Numa quarta-feira de abril último, pela quinta vez, o céu do Jardim Guarujá, na zona sul de São Paulo, foi tomado por objetos voadores identificados e assinados. Foram centenas de balões lançados ao ar, cada um carregando um poema da lavra dos frequentadores do sarau da Cooperativa Cultural da Periferia (Cooperifa). Como uma versão urbana das mensagens em garrafas que cruzam oceanos, os balões criavam um contraste necessário aos únicos objetos que singram o espaço aéreo da periferia, segundo a maior parte da mídia: as balas perdidas. A mobilização leva o nome de Poesia no Ar e é apenas um dos muitos eventos promovidos pelos organizadores do sarau, que, em outubro, celebra uma década de existência.

Poucas coisas irritam mais Sérgio Vaz, o idealizador dessa e de muitas outras badernas poéticas, que a insistência em taxar a periferia de palco de violências sem fim. No começo de um sarau em junho, ele enumerou uma longa agenda de comemorações pelos dez anos da Cooperifa. “Olha aí, só boa notícia. Não sei como o Datena ainda tem programa”, ironizou.

Vaz, porém, percebeu que o melhor antídoto ao preconceito é não reproduzi-lo. E que importa muito mais para a periferia a maneira como ela própria se enxerga do que a visão de quem está do outro lado da Ponte do Socorro.

Por isso, as quartas-feiras de sarau têm um ar de ritual, com o objetivo de elevar os presentes até que eles mesmos se sintam balões inflados de poesia. As leituras só começam depois de rodadas de palavras de (des)ordem, como “Povo lindo! Povo inteligente!” e “Uh! Cooperifa! Uh! Cooperifa!”, repetidas em coro por todos.

Em vez de emular os eventos culturais comportados da elite, o que Vaz quer é que cada pessoa da plateia entenda que a poesia lhe pertence. Porém, sem nunca se esquecer de que está, sim, na periferia e que não é maior nem menor por isso, apenas diferente.

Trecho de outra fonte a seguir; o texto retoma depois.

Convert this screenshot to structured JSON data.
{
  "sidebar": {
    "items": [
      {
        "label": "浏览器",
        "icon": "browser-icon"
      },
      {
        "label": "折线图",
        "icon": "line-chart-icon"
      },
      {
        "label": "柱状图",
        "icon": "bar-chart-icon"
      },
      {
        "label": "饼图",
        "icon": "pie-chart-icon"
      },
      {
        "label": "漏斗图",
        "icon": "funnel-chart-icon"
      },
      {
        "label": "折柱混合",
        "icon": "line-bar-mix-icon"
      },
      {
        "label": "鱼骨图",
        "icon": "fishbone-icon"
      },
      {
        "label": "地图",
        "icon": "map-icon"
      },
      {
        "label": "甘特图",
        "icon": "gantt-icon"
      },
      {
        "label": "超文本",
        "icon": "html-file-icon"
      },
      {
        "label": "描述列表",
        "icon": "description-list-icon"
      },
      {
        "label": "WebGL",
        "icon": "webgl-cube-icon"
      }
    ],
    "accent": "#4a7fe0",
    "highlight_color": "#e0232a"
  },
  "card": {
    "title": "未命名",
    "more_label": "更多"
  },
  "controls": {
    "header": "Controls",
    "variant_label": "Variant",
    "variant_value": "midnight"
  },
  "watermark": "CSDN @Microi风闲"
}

Essa diferença garante boa parte do sucesso da Cooperifa. Afinal, poucos eventos dessa natureza podem se gabar de ter conquistado um público tão fiel, tanto entre moradores do bairro e região, como entre paulistanos das mais diversas e distantes áreas, que enfrentam os nós do trânsito em pleno horário de rush para chegar pontualmente às 20 horas e 30 minutos, a tempo de ouvir a frase mais importante do sarau, que marca seu início: “O silêncio é uma prece”.

Ouvir vale ouro

Poucos respeitam tanto essa liturgia do silêncio como Edmauro Teixeira. “Falar vale prata, ouvir vale ouro”, sentencia. Ele frequenta o sarau há nove anos e hoje acompanha Sérgio Vaz à grande maioria dos eventos para os quais ele é convidado. Muito mais que uma distração da rotina, a Cooperifa significou para Cocão uma mudança radical no rumo de sua vida.

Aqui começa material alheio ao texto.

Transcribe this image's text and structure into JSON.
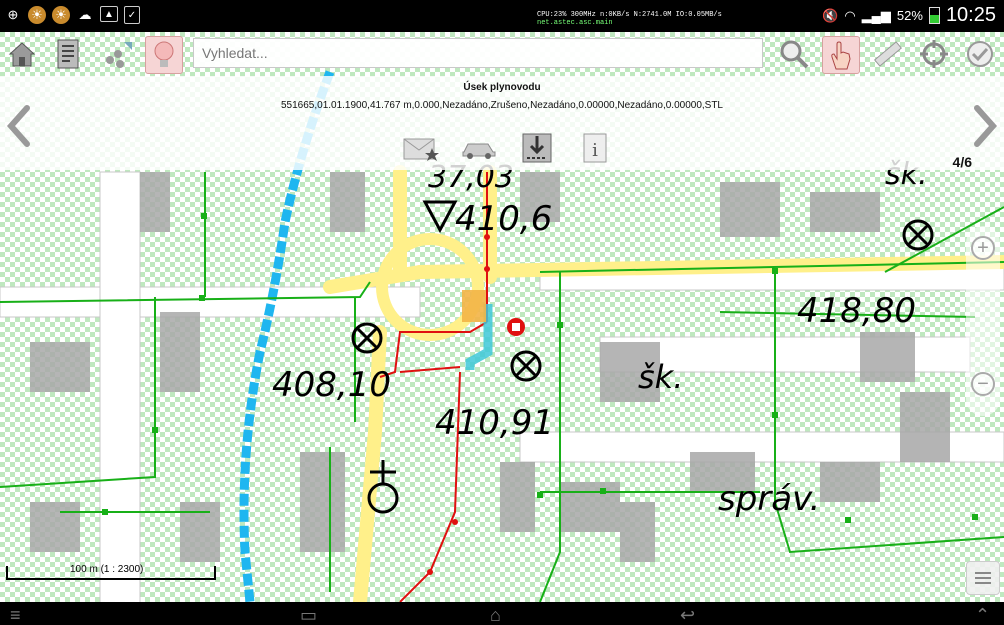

Desde 1999, ele tem um grupo de rap, mas, no início, não conseguia se dedicar tanto quanto gostaria a escrever as letras. Em 2002, um amigo da Cohab do Jardim São Luís, onde mora, lhe falou do sarau. “Cheguei suave, só observando”, lembra, sobre sua primeira visita. Desde aquela vez, faltou apenas em duas ocasiões. Foi definitivamente contaminado pelo vírus da poesia.

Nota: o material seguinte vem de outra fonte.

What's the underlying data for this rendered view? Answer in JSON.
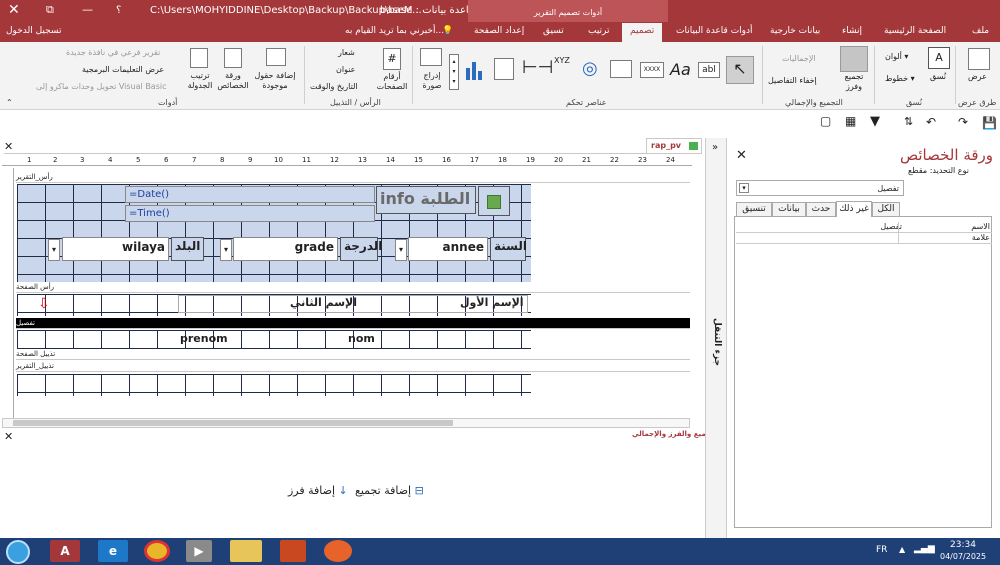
{
  "titlebar": {
    "path": "C:\\Users\\MOHYIDDINE\\Desktop\\Backup\\Backup\\base...",
    "db": "baseM : قاعدة بيانات",
    "help": "؟",
    "signin": "تسجيل الدخول",
    "context": "أدوات تصميم التقرير"
  },
  "tabs": [
    "ملف",
    "الصفحة الرئيسية",
    "إنشاء",
    "بيانات خارجية",
    "أدوات قاعدة البيانات",
    "تصميم",
    "ترتيب",
    "تسيق",
    "إعداد الصفحة"
  ],
  "tellme": "أخبرني بما تريد القيام به...",
  "ribbon": {
    "views": {
      "label": "عرض",
      "group": "طرق عرض"
    },
    "themes": {
      "theme": "نُسق",
      "colors": "ألوان",
      "fonts": "خطوط",
      "group": "نُسق"
    },
    "grouping": {
      "group_sort": "تجميع وفرز",
      "totals": "الإجماليات",
      "hide": "إخفاء التفاصيل",
      "group": "التجميع والإجمالي"
    },
    "controls": {
      "group": "عناصر تحكم",
      "insert_image": "إدراج صورة",
      "xyz": "XYZ",
      "xxxx": "XXXX",
      "aa": "Aa",
      "abl": "abl"
    },
    "header": {
      "page_numbers": "أرقام الصفحات",
      "logo": "شعار",
      "title": "عنوان",
      "datetime": "التاريخ والوقت",
      "group": "الرأس / التذييل"
    },
    "tools": {
      "add_fields": "إضافة حقول موجودة",
      "property_sheet": "ورقة الخصائص",
      "tab_order": "ترتيب الجدولة",
      "subreport": "تقرير فرعي في نافذة جديدة",
      "view_code": "عرض التعليمات البرمجية",
      "convert": "تحويل وحدات ماكرو إلى Visual Basic",
      "group": "أدوات"
    }
  },
  "doc": {
    "tab": "rap_pv",
    "sections": {
      "report_header": "رأس_التقرير",
      "page_header": "رأس الصفحة",
      "detail": "تفصيل",
      "page_footer": "تذييل الصفحة",
      "report_footer": "تذييل_التقرير"
    },
    "date_expr": "=Date()",
    "time_expr": "=Time()",
    "title_info": "info",
    "title_ar": "الطلبة",
    "fields": {
      "annee": "annee",
      "annee_lbl": "السنة",
      "grade": "grade",
      "grade_lbl": "الدرجة",
      "wilaya": "wilaya",
      "wilaya_lbl": "البلد"
    },
    "header_labels": {
      "first": "الإسم الأول",
      "second": "الإسم الثاني"
    },
    "detail_fields": {
      "prenom": "prenom",
      "nom": "nom"
    },
    "ruler": [
      "1",
      "2",
      "3",
      "4",
      "5",
      "6",
      "7",
      "8",
      "9",
      "10",
      "11",
      "12",
      "13",
      "14",
      "15",
      "16",
      "17",
      "18",
      "19",
      "20",
      "21",
      "22",
      "23",
      "24"
    ]
  },
  "group_pane": {
    "title": "التجميع والفرز والإجمالي",
    "add_group": "إضافة تجميع",
    "add_sort": "إضافة فرز"
  },
  "navpane": {
    "label": "جزء التنقل"
  },
  "props": {
    "title": "ورقة الخصائص",
    "selection_type": "نوع التحديد: مقطع",
    "selected": "تفصيل",
    "tabs": [
      "الكل",
      "غير ذلك",
      "حدث",
      "بيانات",
      "تنسيق"
    ],
    "rows": [
      {
        "name": "الاسم",
        "value": "تفصيل"
      },
      {
        "name": "علامة",
        "value": ""
      }
    ]
  },
  "taskbar": {
    "lang": "FR",
    "time": "23:34",
    "date": "04/07/2025"
  },
  "colors": {
    "accent": "#a4373a",
    "selection": "#c9d6ec"
  }
}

Ele trabalhava como preparador químico de autopeças. O emprego envolvia o tratamento de metais com uma longa série de substâncias, numa ordem determinada. Para a maioria dos funcionários, isso consumia todas as oito horas da jornada diária. Edmauro, no entanto, dono de uma memória invejável, que lhe rendeu o apelido de Cocão, criou um método que reduzia o tempo de trabalho a menos da metade. Tudo para poder aproveitar umas três ou quatro horas para compor, num canto quieto da fábrica. “Eu trampava a milhão, com fone no ouvido, para depois ficar em paz no rap”, conta.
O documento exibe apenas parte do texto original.